Und offenbar ist genau das die herrschende Meinung in der US-Regierung. Amerikas Rolle in Europa wird in dem Dokument nicht als die einer Schutzmacht oder eines Verbündeten beschrieben, sondern als die eines Vermittlers, der unter „enormem diplomatischem Aufwand“ die Beziehungen zwischen Russland und den Europäern verwalten müsse. Ziel sei dabei, „strategische Stabilität“ zu erreichen und das Risiko eines Kriegs zwischen den Europäern und Russland zu mindern.

Die USA behaupten, die europäischen Regierungen wollten den Krieg in der Ukraine weiterführen

Das klingt nicht unbedingt nach einem Bekenntnis zur transatlantischen Werte- und Interessengemeinschaft, zu deren Verteidigung die USA sich einst in Artikel 5 des Nato-Vertrags verpflichtet haben. Es weckt auch Zweifel am Wert der Abschlusserklärung des Nato-Gipfeltreffens in Den Haag im Sommer, bei dem sich Trump zur Erleichterung der Europäer zur Allianz und zu Artikel 5 bekannt hatte. Dieser Artikel besagt, dass ein Angriff auf ein Nato-Mitglied als Angriff auf alle Nato-Staaten angesehen wird.

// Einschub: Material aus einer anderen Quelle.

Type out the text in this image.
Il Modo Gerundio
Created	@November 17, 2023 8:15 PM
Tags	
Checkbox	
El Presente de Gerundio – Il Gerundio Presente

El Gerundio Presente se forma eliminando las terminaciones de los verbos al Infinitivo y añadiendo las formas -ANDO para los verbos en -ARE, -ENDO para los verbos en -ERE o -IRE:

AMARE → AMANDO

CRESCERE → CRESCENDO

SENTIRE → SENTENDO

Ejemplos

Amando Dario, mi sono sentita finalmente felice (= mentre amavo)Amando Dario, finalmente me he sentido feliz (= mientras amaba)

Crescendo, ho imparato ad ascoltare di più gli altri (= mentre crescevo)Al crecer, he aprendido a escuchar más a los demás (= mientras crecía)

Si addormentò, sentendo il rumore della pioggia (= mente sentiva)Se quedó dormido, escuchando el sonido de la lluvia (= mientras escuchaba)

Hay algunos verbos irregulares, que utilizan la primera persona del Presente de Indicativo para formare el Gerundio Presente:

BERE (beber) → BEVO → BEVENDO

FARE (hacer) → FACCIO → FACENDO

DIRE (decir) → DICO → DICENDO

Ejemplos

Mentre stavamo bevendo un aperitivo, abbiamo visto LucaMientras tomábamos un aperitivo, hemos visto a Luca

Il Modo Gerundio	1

Zudem wird den europäischen Regierungen in dem Dokument mehr oder weniger offen vorgeworfen, den Krieg in der Ukraine weiterführen zu wollen, um „unrealistische“ Ergebnisse zu erreichen. Sie stünden damit in Widerspruch zur US-Regierung, die Frieden wolle, ebenso zur Mehrheit ihrer eigenen Bevölkerungen. Diese könnten nur durch das „Untergraben demokratischer Prozesse“ auf Linie gehalten werden könnten.

Noch unangenehmer ist für die Europäer der starke kulturkämpferische Ton, der das Kapitel zu ihrem Kontinent prägt. Wer die harsche Rede von J. D. Vance bei der Münchner Sicherheitskonferenz im Februar, in der der US-Vizepräsident die angebliche Unterdrückung politisch unliebsamer Parteien und Meinungen in Europa angeprangert hatte, für einen Ausrutscher gehalten hat, merkt bei der Lektüre der NSS: Das Gegenteil ist der Fall. Die Trump-Regierung sieht es offenbar als ihre Aufgabe an, ein Europa zu propagieren, das dem Trump-Amerika ähnlich ist.

„Wir können es uns nicht leisten, Europa abzuschreiben“, heißt es in der Strategie

Das Bild, das das Dokument von Europa zeichnet, ist jedenfalls kaum mehr als jenes Zerrbild, das rechtspopulistische, EU-feindliche und xenophobische Parteien diesseits des Atlantiks – die politischen Partner der Trump-Bewegung – ebenfalls zeichnen. Der ungarische Regierungschef und Trump-Freund Viktor Orbán zum Beispiel äußert sich oft wortgleich. Dem Kontinent, so heißt es in der NSS, drohe die „zivilisatorische Auslöschung“. Die EU zerstöre mit ihrem Regulierungswahn die politische Freiheit und Souveränität der europäischen Länder, Migration verändere den Kontinent und löse innere Unruhen aus, oppositionelle Parteien und Ansichten würden zensiert und unterdrückt, demokratische Prinzipien „zertrampelt“. Die Europäer, so das Fazit, verlören ihre nationalen Identitäten und ihr Selbstbewusstsein.

Allerdings, so räumt das Dokument ein, sei Europa für die USA aus wirtschaftlichen und historischen Gründen strategisch und kulturell wichtig. „Wir können es uns nicht leisten, Europa abzuschreiben“, heißt es. Für Amerika sieht die NSS daher die Aufgabe, „den Widerstand in den europäischen Ländern gegen den derzeitigen Kurs Europas zu befördern“. Dazu, wie das geschehen soll, findet sich ebenfalls ein Hinweis: „Amerika ermutigt seine politischen Verbündeten in Europa, eine geistige Erneuerung voranzutreiben, und der wachsende Einfluss patriotischer europäischer Parteien ist ein Grund für großen Optimismus.“

Für die Anführer rechtspopulistischer Parteien und Bewegungen in der EU klingt die NSS daher wie ein Hilfsversprechen aus Washington. Für die meisten europäischen Regierungen hingegen klingt es eher wie eine massive Einmischung der USA in die inneren Angelegenheiten souveräner Partnerländer. Oder wie eine Kampfansage.